Verkehr – Postwesen
In der Bahnpost
Die Gartenlaube • Oktober 1875
Die für jedermann leicht verständliche Bezeichnung: Bahnpost, Post auf der Bahn, ist erst vor kurzem an die Stelle des früheren Namens: ›Eisenbahnpostbureau‹, getreten. Die letztere Bezeichnung ist mithin einer jener Ausdrücke, mit welchen, als der Ausbreitung und Verallgemeinerung des Postinstituts zuwider, der Generalpostdirektor Stephan kurzen Prozess gemacht hat.
Um nun einen Blick in den Hergang und das rege Treiben in der Bahnpost zu tun, wolle der Leser mich auf einer Fahrt von Berlin nach Breslau, auf welcher Route ich mehrere Jahre hindurch den Bahnpostdienst versehen habe, im Postwagen begleiten, und zwar wählen wir den elf Uhr abends in Berlin abgehenden Kurierzug, auf welchem die meiste Korrespondenz zusammentrifft. Damit wir den Postwagen ungestört in Augenschein nehmen können, begeben wir uns schon gegen sieben Uhr in denselben, denn bald nachher findet sich bereits das Begleitungspersonal ein. Der Wagen besteht aus zwei Räumen; der erstere kleinere dient hauptsächlich für die Empfangnahme und Abgabe der Postsachen; der weit größere zweite Raum macht das eigentliche Expeditionszimmer aus und entspricht im Wesentlichen einem solchen bei einer Ortspostanstalt. Vor allem machen sich mehrere große Sortierspinde mit einer Anzahl von Fächern bemerklich; wir zählen deren gegen hundertfünfzig, ungerechnet die viel größeren Fachwerke am Boden des Wagens, welche zur Aufbewahrung der angefertigten Briefbunde dienen.
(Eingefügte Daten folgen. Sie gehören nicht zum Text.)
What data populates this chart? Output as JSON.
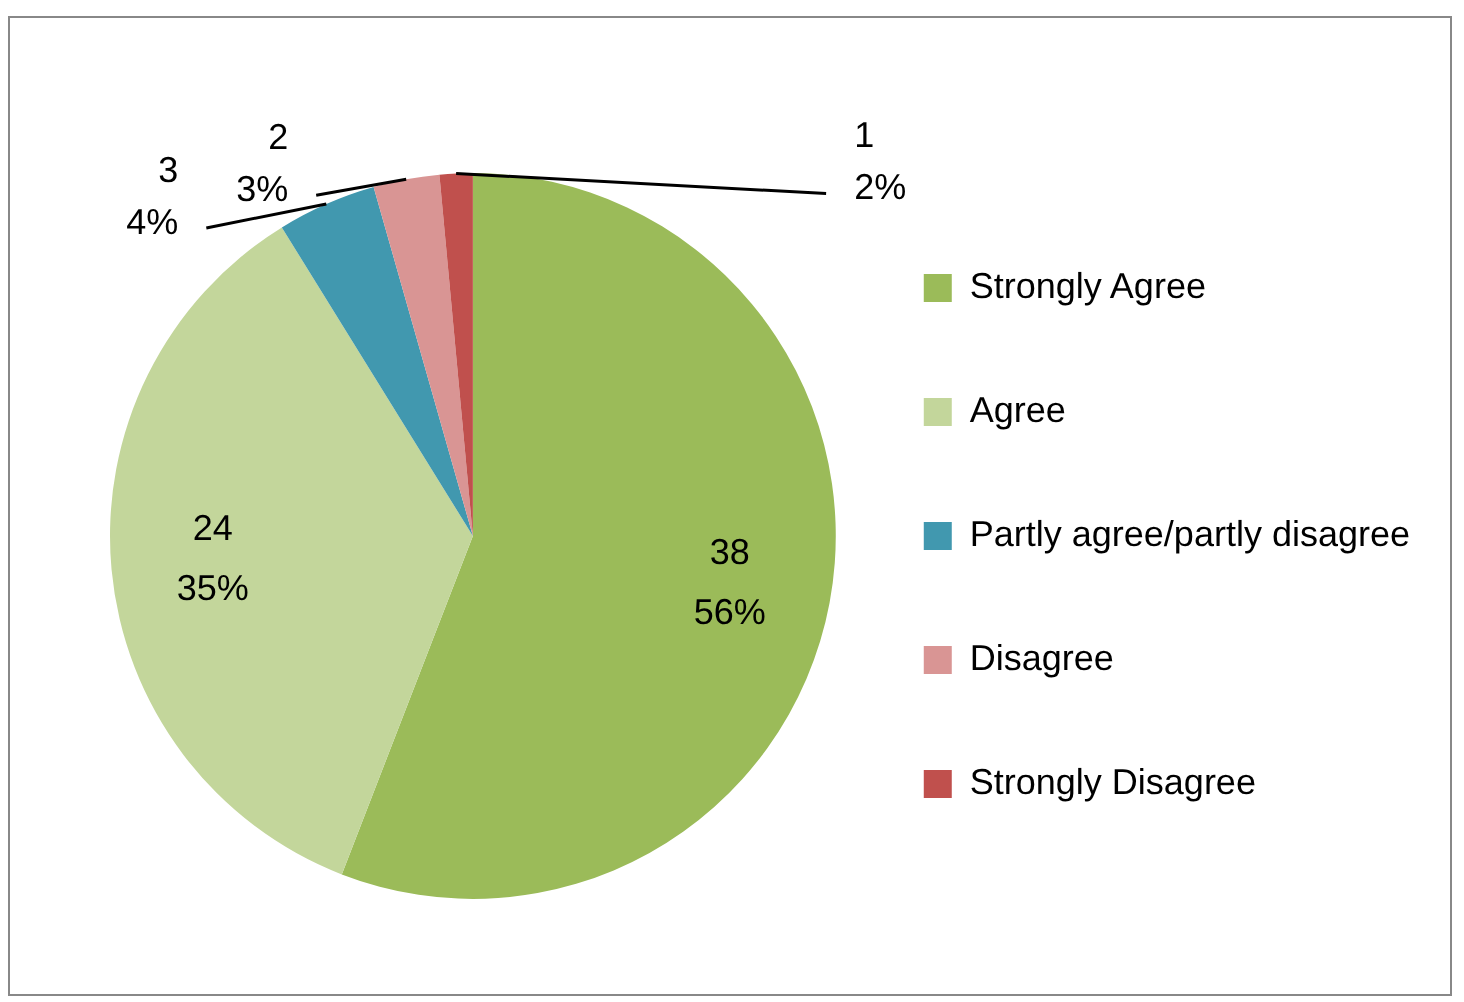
{
  "chart_data": {
    "type": "pie",
    "categories": [
      "Strongly Agree",
      "Agree",
      "Partly agree/partly disagree",
      "Disagree",
      "Strongly Disagree"
    ],
    "values": [
      38,
      24,
      3,
      2,
      1
    ],
    "colors": [
      "#9bbb59",
      "#c3d69b",
      "#4198af",
      "#d99594",
      "#c0504d"
    ],
    "value_labels": [
      "38\n56%",
      "24\n35%",
      "3\n4%",
      "2\n3%",
      "1\n2%"
    ],
    "legend": "right"
  }
}
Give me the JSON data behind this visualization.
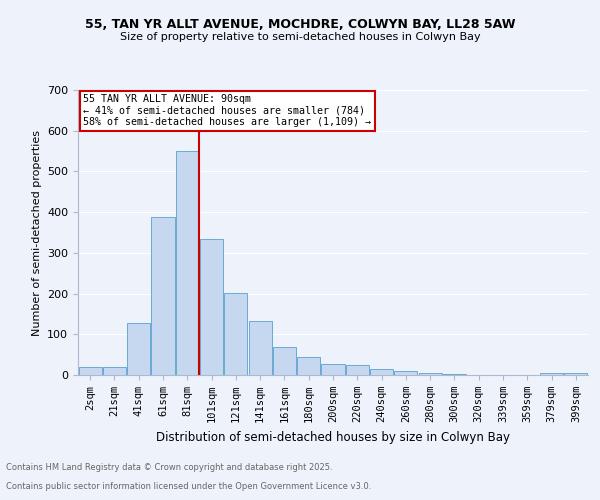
{
  "title1": "55, TAN YR ALLT AVENUE, MOCHDRE, COLWYN BAY, LL28 5AW",
  "title2": "Size of property relative to semi-detached houses in Colwyn Bay",
  "xlabel": "Distribution of semi-detached houses by size in Colwyn Bay",
  "ylabel": "Number of semi-detached properties",
  "bin_labels": [
    "2sqm",
    "21sqm",
    "41sqm",
    "61sqm",
    "81sqm",
    "101sqm",
    "121sqm",
    "141sqm",
    "161sqm",
    "180sqm",
    "200sqm",
    "220sqm",
    "240sqm",
    "260sqm",
    "280sqm",
    "300sqm",
    "320sqm",
    "339sqm",
    "359sqm",
    "379sqm",
    "399sqm"
  ],
  "bar_heights": [
    20,
    20,
    127,
    387,
    550,
    333,
    202,
    133,
    68,
    44,
    26,
    24,
    14,
    9,
    4,
    2,
    1,
    0,
    0,
    5,
    5
  ],
  "bar_color": "#c5d8f0",
  "bar_edge_color": "#6aaad4",
  "property_line_x": 4.5,
  "annotation_title": "55 TAN YR ALLT AVENUE: 90sqm",
  "annotation_line1": "← 41% of semi-detached houses are smaller (784)",
  "annotation_line2": "58% of semi-detached houses are larger (1,109) →",
  "vline_color": "#cc0000",
  "annotation_box_color": "#ffffff",
  "annotation_box_edge": "#cc0000",
  "ylim": [
    0,
    700
  ],
  "yticks": [
    0,
    100,
    200,
    300,
    400,
    500,
    600,
    700
  ],
  "footer1": "Contains HM Land Registry data © Crown copyright and database right 2025.",
  "footer2": "Contains public sector information licensed under the Open Government Licence v3.0.",
  "bg_color": "#eef2fb",
  "plot_bg_color": "#eef2fb",
  "grid_color": "#ffffff"
}
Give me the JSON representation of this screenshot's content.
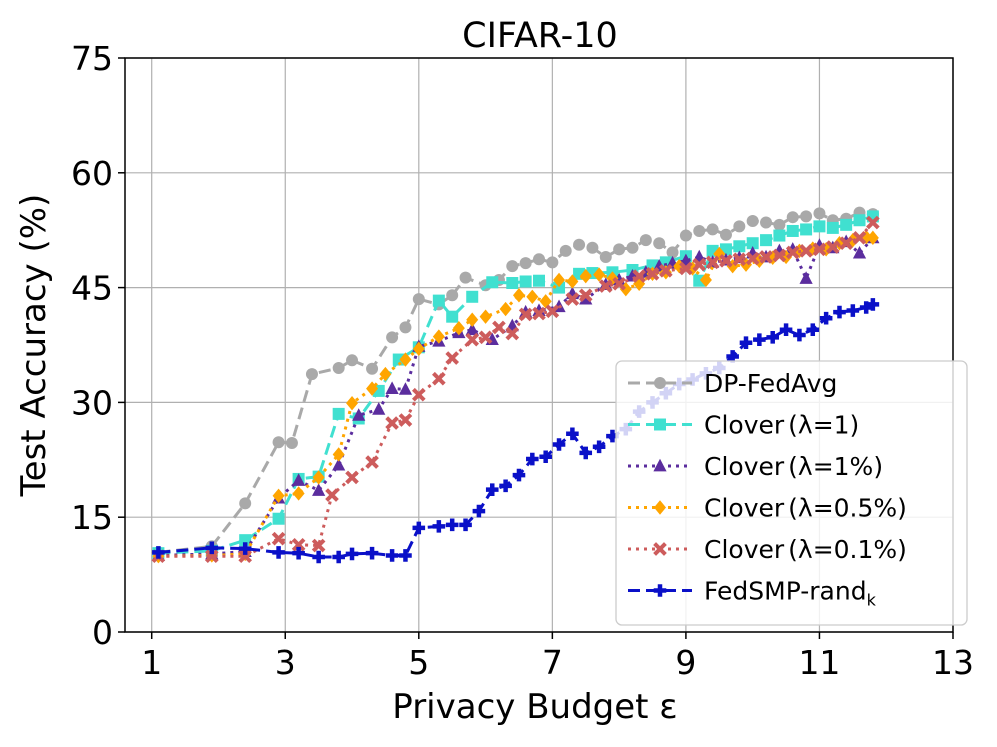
{
  "chart_data": {
    "type": "line",
    "title": "CIFAR-10",
    "xlabel": "Privacy Budget ε",
    "ylabel": "Test Accuracy (%)",
    "xlim": [
      0.6,
      13
    ],
    "ylim": [
      0,
      75
    ],
    "xticks": [
      1,
      3,
      5,
      7,
      9,
      11,
      13
    ],
    "yticks": [
      0,
      15,
      30,
      45,
      60,
      75
    ],
    "grid": true,
    "legend_position": "lower-right",
    "series": [
      {
        "name": "DP-FedAvg",
        "color": "#a9a9a9",
        "dash": "dashed",
        "marker": "circle",
        "legend_main": "DP-FedAvg",
        "legend_sub": "",
        "x": [
          1.1,
          1.9,
          2.4,
          2.9,
          3.1,
          3.4,
          3.8,
          4.0,
          4.3,
          4.6,
          4.8,
          5.0,
          5.3,
          5.5,
          5.7,
          6.0,
          6.2,
          6.4,
          6.6,
          6.8,
          7.0,
          7.2,
          7.4,
          7.6,
          7.8,
          8.0,
          8.2,
          8.4,
          8.6,
          8.8,
          9.0,
          9.2,
          9.4,
          9.6,
          9.8,
          10.0,
          10.2,
          10.4,
          10.6,
          10.8,
          11.0,
          11.2,
          11.4,
          11.6,
          11.8
        ],
        "values": [
          10.4,
          11.2,
          16.8,
          24.8,
          24.7,
          33.7,
          34.5,
          35.5,
          34.4,
          38.5,
          39.8,
          43.5,
          42.8,
          44.0,
          46.3,
          45.3,
          46.0,
          47.8,
          48.2,
          48.7,
          48.3,
          49.8,
          50.6,
          50.2,
          49.0,
          50.0,
          50.2,
          51.2,
          50.8,
          49.6,
          51.8,
          52.4,
          52.6,
          51.9,
          53.0,
          53.7,
          53.5,
          53.2,
          54.2,
          54.3,
          54.7,
          53.8,
          54.0,
          54.8,
          54.6
        ]
      },
      {
        "name": "Clover (λ=1)",
        "color": "#40e0d0",
        "dash": "dashed",
        "marker": "square",
        "legend_main": "Clover",
        "legend_sub": "(λ=1)",
        "x": [
          1.1,
          1.9,
          2.4,
          2.9,
          3.2,
          3.5,
          3.8,
          4.1,
          4.4,
          4.7,
          5.0,
          5.3,
          5.5,
          5.8,
          6.1,
          6.4,
          6.6,
          6.8,
          7.1,
          7.4,
          7.6,
          7.9,
          8.2,
          8.5,
          8.7,
          9.0,
          9.2,
          9.4,
          9.6,
          9.8,
          10.0,
          10.2,
          10.4,
          10.6,
          10.8,
          11.0,
          11.2,
          11.4,
          11.6,
          11.8
        ],
        "values": [
          10.3,
          10.6,
          12.0,
          14.8,
          20.0,
          20.3,
          28.5,
          27.9,
          31.5,
          35.6,
          37.2,
          43.3,
          41.2,
          43.8,
          45.7,
          45.6,
          45.8,
          45.9,
          45.0,
          46.8,
          46.9,
          47.0,
          47.3,
          47.9,
          48.3,
          49.1,
          45.9,
          49.8,
          50.0,
          50.4,
          50.8,
          51.2,
          51.8,
          52.4,
          52.6,
          53.0,
          52.8,
          53.2,
          53.8,
          54.3
        ]
      },
      {
        "name": "Clover (λ=1%)",
        "color": "#5b2d9e",
        "dash": "dotted",
        "marker": "triangle",
        "legend_main": "Clover",
        "legend_sub": "(λ=1%)",
        "x": [
          1.1,
          1.9,
          2.4,
          2.9,
          3.2,
          3.5,
          3.8,
          4.1,
          4.4,
          4.6,
          4.8,
          5.0,
          5.3,
          5.6,
          5.8,
          6.1,
          6.4,
          6.6,
          6.8,
          7.1,
          7.3,
          7.5,
          7.8,
          8.0,
          8.2,
          8.4,
          8.6,
          8.8,
          9.0,
          9.2,
          9.4,
          9.6,
          9.8,
          10.0,
          10.2,
          10.4,
          10.6,
          10.8,
          11.0,
          11.2,
          11.4,
          11.6,
          11.8
        ],
        "values": [
          10.0,
          10.2,
          10.5,
          17.5,
          19.8,
          18.5,
          21.8,
          28.3,
          29.1,
          31.8,
          31.7,
          37.3,
          38.0,
          39.1,
          39.5,
          38.2,
          40.0,
          41.8,
          42.0,
          42.5,
          44.2,
          43.5,
          45.4,
          46.0,
          46.5,
          47.0,
          47.8,
          48.2,
          48.5,
          49.0,
          48.3,
          48.6,
          48.9,
          49.5,
          49.0,
          49.8,
          50.0,
          46.2,
          50.5,
          50.2,
          51.0,
          49.5,
          51.5
        ]
      },
      {
        "name": "Clover (λ=0.5%)",
        "color": "#ffa500",
        "dash": "dotted",
        "marker": "diamond",
        "legend_main": "Clover",
        "legend_sub": "(λ=0.5%)",
        "x": [
          1.1,
          1.9,
          2.4,
          2.9,
          3.2,
          3.5,
          3.8,
          4.0,
          4.3,
          4.5,
          4.8,
          5.0,
          5.3,
          5.6,
          5.8,
          6.0,
          6.3,
          6.5,
          6.7,
          6.9,
          7.1,
          7.3,
          7.5,
          7.7,
          7.9,
          8.1,
          8.3,
          8.5,
          8.7,
          8.9,
          9.1,
          9.3,
          9.5,
          9.7,
          9.9,
          10.1,
          10.3,
          10.5,
          10.7,
          10.9,
          11.1,
          11.3,
          11.5,
          11.7,
          11.8
        ],
        "values": [
          9.9,
          10.0,
          10.2,
          17.8,
          18.1,
          20.2,
          23.2,
          29.9,
          31.8,
          33.7,
          35.6,
          37.0,
          38.6,
          39.7,
          40.8,
          41.2,
          42.2,
          44.0,
          43.8,
          43.2,
          46.0,
          45.8,
          46.5,
          46.7,
          46.2,
          44.8,
          45.5,
          46.8,
          47.0,
          47.8,
          47.5,
          46.0,
          49.4,
          47.8,
          48.0,
          48.5,
          48.9,
          49.0,
          49.8,
          50.1,
          50.0,
          50.8,
          51.2,
          51.6,
          51.5
        ]
      },
      {
        "name": "Clover (λ=0.1%)",
        "color": "#cd5c5c",
        "dash": "dotted",
        "marker": "cross",
        "legend_main": "Clover",
        "legend_sub": "(λ=0.1%)",
        "x": [
          1.1,
          1.9,
          2.4,
          2.9,
          3.2,
          3.5,
          3.7,
          4.0,
          4.3,
          4.6,
          4.8,
          5.0,
          5.3,
          5.5,
          5.8,
          6.0,
          6.2,
          6.4,
          6.6,
          6.8,
          7.0,
          7.3,
          7.5,
          7.8,
          8.0,
          8.3,
          8.5,
          8.7,
          9.0,
          9.2,
          9.4,
          9.6,
          9.8,
          10.0,
          10.2,
          10.4,
          10.6,
          10.8,
          11.0,
          11.2,
          11.4,
          11.6,
          11.8
        ],
        "values": [
          9.9,
          9.9,
          9.9,
          12.2,
          11.4,
          11.3,
          17.9,
          20.2,
          22.2,
          27.3,
          27.7,
          31.0,
          33.1,
          35.8,
          38.2,
          38.5,
          39.8,
          39.0,
          41.5,
          41.6,
          41.9,
          43.5,
          44.0,
          45.2,
          45.5,
          46.5,
          46.8,
          47.2,
          47.5,
          48.0,
          48.3,
          48.5,
          48.7,
          48.8,
          49.0,
          49.2,
          49.6,
          49.8,
          50.0,
          50.3,
          50.8,
          51.5,
          53.5
        ]
      },
      {
        "name": "FedSMP-rand_k",
        "color": "#0a10c8",
        "dash": "dashed",
        "marker": "plus",
        "legend_main": "FedSMP-rand",
        "legend_sub": "k",
        "x": [
          1.1,
          1.9,
          2.4,
          2.9,
          3.2,
          3.5,
          3.8,
          4.0,
          4.3,
          4.6,
          4.8,
          5.0,
          5.3,
          5.5,
          5.7,
          5.9,
          6.1,
          6.3,
          6.5,
          6.7,
          6.9,
          7.1,
          7.3,
          7.5,
          7.7,
          7.9,
          8.1,
          8.3,
          8.5,
          8.7,
          8.9,
          9.1,
          9.3,
          9.5,
          9.7,
          9.9,
          10.1,
          10.3,
          10.5,
          10.7,
          10.9,
          11.1,
          11.3,
          11.5,
          11.7,
          11.8
        ],
        "values": [
          10.4,
          11.0,
          10.9,
          10.4,
          10.3,
          9.8,
          9.8,
          10.2,
          10.3,
          10.0,
          10.0,
          13.6,
          13.8,
          14.0,
          14.0,
          15.8,
          18.6,
          19.1,
          20.5,
          22.6,
          22.9,
          24.5,
          25.9,
          23.4,
          24.2,
          25.6,
          26.5,
          28.8,
          30.0,
          31.2,
          32.4,
          33.0,
          33.8,
          34.5,
          36.0,
          37.8,
          38.2,
          38.5,
          39.5,
          38.8,
          39.5,
          41.0,
          41.8,
          42.0,
          42.4,
          42.8
        ]
      }
    ]
  }
}
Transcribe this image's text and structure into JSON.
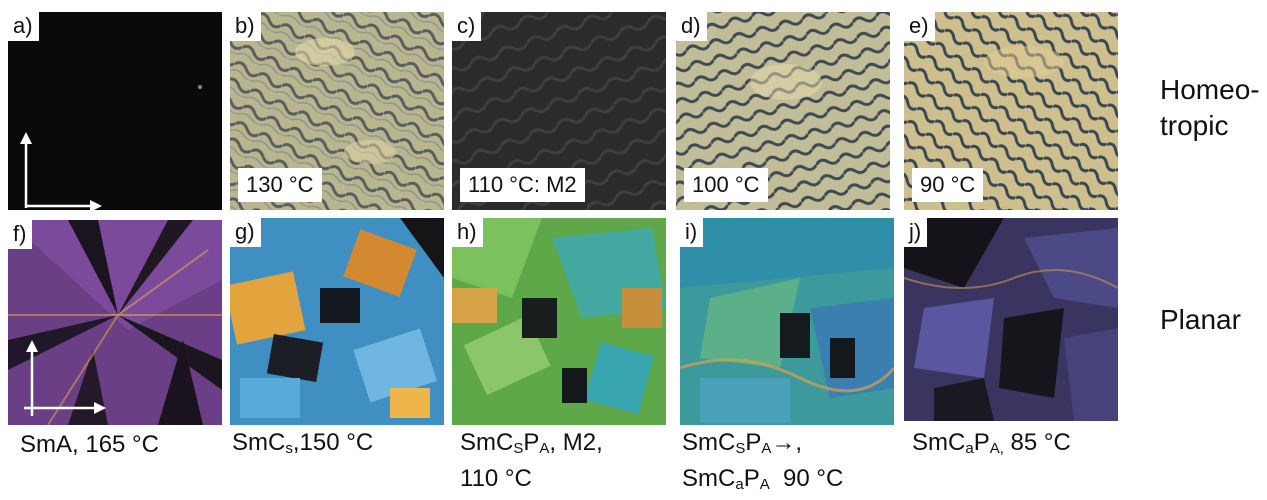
{
  "figure": {
    "row_labels": {
      "top": [
        "Homeo-",
        "tropic"
      ],
      "bottom": "Planar"
    },
    "top_row": [
      {
        "tag": "a)",
        "temp": ""
      },
      {
        "tag": "b)",
        "temp": "130 °C"
      },
      {
        "tag": "c)",
        "temp": "110 °C: M2"
      },
      {
        "tag": "d)",
        "temp": "100 °C"
      },
      {
        "tag": "e)",
        "temp": "90 °C"
      }
    ],
    "bottom_row": [
      {
        "tag": "f)"
      },
      {
        "tag": "g)"
      },
      {
        "tag": "h)"
      },
      {
        "tag": "i)"
      },
      {
        "tag": "j)"
      }
    ],
    "captions": {
      "f": {
        "line1": "SmA, 165 °C"
      },
      "g": {
        "a": "SmC",
        "a_sub": "s",
        "b": ",150 °C"
      },
      "h": {
        "a": "SmC",
        "a_sub": "S",
        "b": "P",
        "b_sub": "A",
        "c": ", M2,",
        "line2": "110 °C"
      },
      "i": {
        "a": "SmC",
        "a_sub": "S",
        "b": "P",
        "b_sub": "A",
        "c": "→,",
        "d": "SmC",
        "d_sub": "a",
        "e": "P",
        "e_sub": "A",
        "f": "  90 °C"
      },
      "j": {
        "a": "SmC",
        "a_sub": "a",
        "b": "P",
        "b_sub": "A,",
        "c": " 85 °C"
      }
    }
  }
}
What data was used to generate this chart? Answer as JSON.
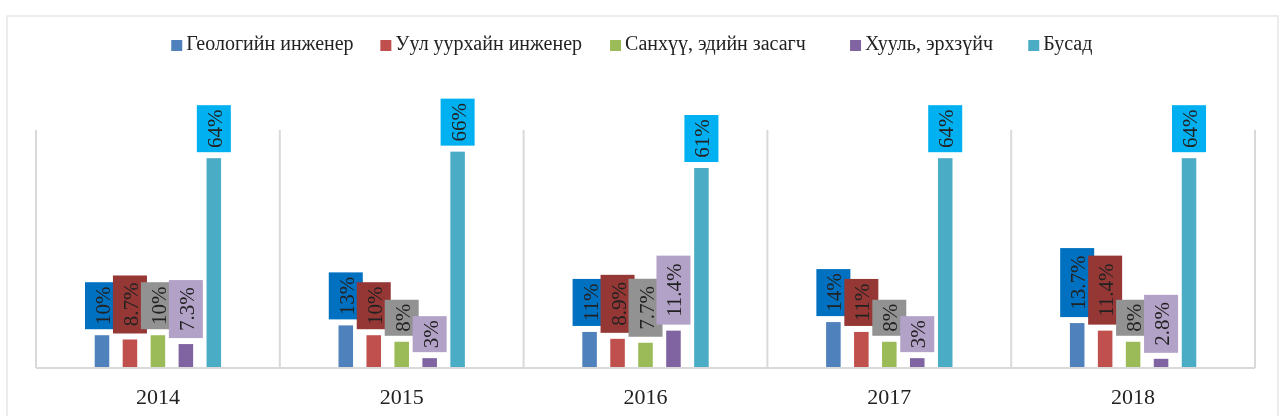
{
  "chart_data": {
    "type": "bar",
    "categories": [
      "2014",
      "2015",
      "2016",
      "2017",
      "2018"
    ],
    "series": [
      {
        "name": "Геологийн инженер",
        "color": "#4f81bd",
        "values": [
          10,
          13,
          11,
          14,
          13.7
        ],
        "value_labels": [
          "10%",
          "13%",
          "11%",
          "14%",
          "13.7%"
        ]
      },
      {
        "name": "Уул уурхайн инженер",
        "color": "#c0504d",
        "values": [
          8.7,
          10,
          8.9,
          11,
          11.4
        ],
        "value_labels": [
          "8.7%",
          "10%",
          "8.9%",
          "11%",
          "11.4%"
        ]
      },
      {
        "name": "Санхүү, эдийн засагч",
        "color": "#9bbb59",
        "values": [
          10,
          8,
          7.7,
          8,
          8
        ],
        "value_labels": [
          "10%",
          "8%",
          "7.7%",
          "8%",
          "8%"
        ]
      },
      {
        "name": "Хууль, эрхзүйч",
        "color": "#8064a2",
        "values": [
          7.3,
          3,
          11.4,
          3,
          2.8
        ],
        "value_labels": [
          "7.3%",
          "3%",
          "11.4%",
          "3%",
          "2.8%"
        ]
      },
      {
        "name": "Бусад",
        "color": "#4bacc6",
        "values": [
          64,
          66,
          61,
          64,
          64
        ],
        "value_labels": [
          "64%",
          "66%",
          "61%",
          "64%",
          "64%"
        ]
      }
    ],
    "grid": "x",
    "legend": "top"
  }
}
Zu beiden Seiten des Wagens, an einer Stelle, welche dem Blick des Sortierbeamten am meisten ausgesetzt ist, befindet sich je ein Briefkasten mit einer kleinen Glastür, so dass die hineingelegten Briefe sogleich bemerkt werden müssen. Ein in einer Ecke abgestellter eigentümlich konstruierter Ofen von Eisen strömt eine behagliche Wärme aus; ihm gegenüber ladet ein bequemer Eckstuhl zur süßen Ruhe ein, unter den hier obwaltenden Verhältnissen nicht ohne einen Anflug von Ironie. Die Erleuchtung des Wagens erfolgt durch Gas. Der Boden ist mit einem gegen Kälte von unten schützenden Teppich belegt. Im Ganzen macht der Wagen einen gemütlichen Eindruck. Das Begleitungspersonal besteht aus vier Beamten und zwei Unterbeamten. Dank der Humanität des Generalpostdirektors Stephan, welcher das straffe Uniformwesen auf das Allernötigste beschränkt hat, dürfen die Beamten die Fahrt in Zivilkleidern zurücklegen. Man muss wissen, was es heißt, zehn bis zwölf Stunden zur heißen Jahreszeit in einem so engen Raume auszuhalten und dabei in höchster Anstrengung arbeiten zu müssen, um jede anscheinend auch noch so geringe Erleichterung als eine Wohltat zu begrüßen.